ABSTRACT

The title given to the chief historical work of a small team of scribes and historians under the leadership of the Franciscan friar Mícheál (Tadhg) Ó Cléirigh, these annals were compiled in two stages between 1632 and 1636 in the “place of refuge” of the Donegal Franciscan community at Bundrowse on the Donegal/Leitrim border. Known to its compilers and patron as Annála Ríoghachta Éireann (The Annals of the Kingdom of Ireland), its more popular (if inaccurate) title The Annals of the Four Masters first appears in 1645 in the introduction to the Acta Sanctorum Hiberniae (Deeds of the Saints of Ireland) of the Franciscan hagiologist John Colgan, who adapted the phrase from a thirteenth-century commentary on the Franciscan rule. The Annals form part of the remarkable historical, doctrinal, catechetical, and hagiographical publishing program undertaken by the exiled Irish Franciscan community in Louvain (Belgium) in the first half of the seventeenth century. From their arrival in Louvain in 1607, the friars labored to produce Irish language material for their missionary work in Ireland and Scotland and for circulation among exiled Irish Catholics on the continent. In 1614, they acquired their own printing press and in 1617 moved to their permanent site at St. Anthony’s College.
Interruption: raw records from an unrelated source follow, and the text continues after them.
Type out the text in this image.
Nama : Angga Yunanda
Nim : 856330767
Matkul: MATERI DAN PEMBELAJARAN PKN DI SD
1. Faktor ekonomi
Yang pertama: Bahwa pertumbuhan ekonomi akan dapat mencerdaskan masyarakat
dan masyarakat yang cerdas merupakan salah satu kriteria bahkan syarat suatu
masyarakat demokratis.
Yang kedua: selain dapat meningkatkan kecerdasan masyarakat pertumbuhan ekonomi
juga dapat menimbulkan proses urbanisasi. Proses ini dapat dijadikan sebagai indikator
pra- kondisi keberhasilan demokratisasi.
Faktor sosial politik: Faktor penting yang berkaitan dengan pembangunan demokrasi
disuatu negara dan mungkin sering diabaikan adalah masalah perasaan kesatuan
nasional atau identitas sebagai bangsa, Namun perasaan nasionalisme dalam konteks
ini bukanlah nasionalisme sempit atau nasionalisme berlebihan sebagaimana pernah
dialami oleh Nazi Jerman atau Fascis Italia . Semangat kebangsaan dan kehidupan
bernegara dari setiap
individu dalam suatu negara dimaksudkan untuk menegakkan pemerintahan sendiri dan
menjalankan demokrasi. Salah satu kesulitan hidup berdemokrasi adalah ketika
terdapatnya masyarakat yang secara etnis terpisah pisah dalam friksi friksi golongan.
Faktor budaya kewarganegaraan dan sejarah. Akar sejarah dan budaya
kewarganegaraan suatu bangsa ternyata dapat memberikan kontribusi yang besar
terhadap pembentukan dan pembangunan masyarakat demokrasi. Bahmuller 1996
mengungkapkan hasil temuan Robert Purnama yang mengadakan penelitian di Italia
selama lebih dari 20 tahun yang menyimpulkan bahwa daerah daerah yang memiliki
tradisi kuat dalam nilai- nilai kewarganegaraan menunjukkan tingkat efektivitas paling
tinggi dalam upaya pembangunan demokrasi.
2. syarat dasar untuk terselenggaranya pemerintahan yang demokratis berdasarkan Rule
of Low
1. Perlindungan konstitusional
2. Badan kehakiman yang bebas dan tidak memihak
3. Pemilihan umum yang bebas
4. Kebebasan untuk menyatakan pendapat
Important publications included Bonaventure (Giolla Brighde) Ó hEoghasa’s An Teagasg Críosdaidhe (Antwerp 1611, Louvain 1614), the first catechism to be printed in Irish; Flaithrí Ó Maoilchonaire’s translation of a Catalan devotional text Desiderius (1616); and Aodh Mac Aingil’s Sgáthán Shacramuinte na hAithridhe (Mirror of the Sacrament of Penance, 1618).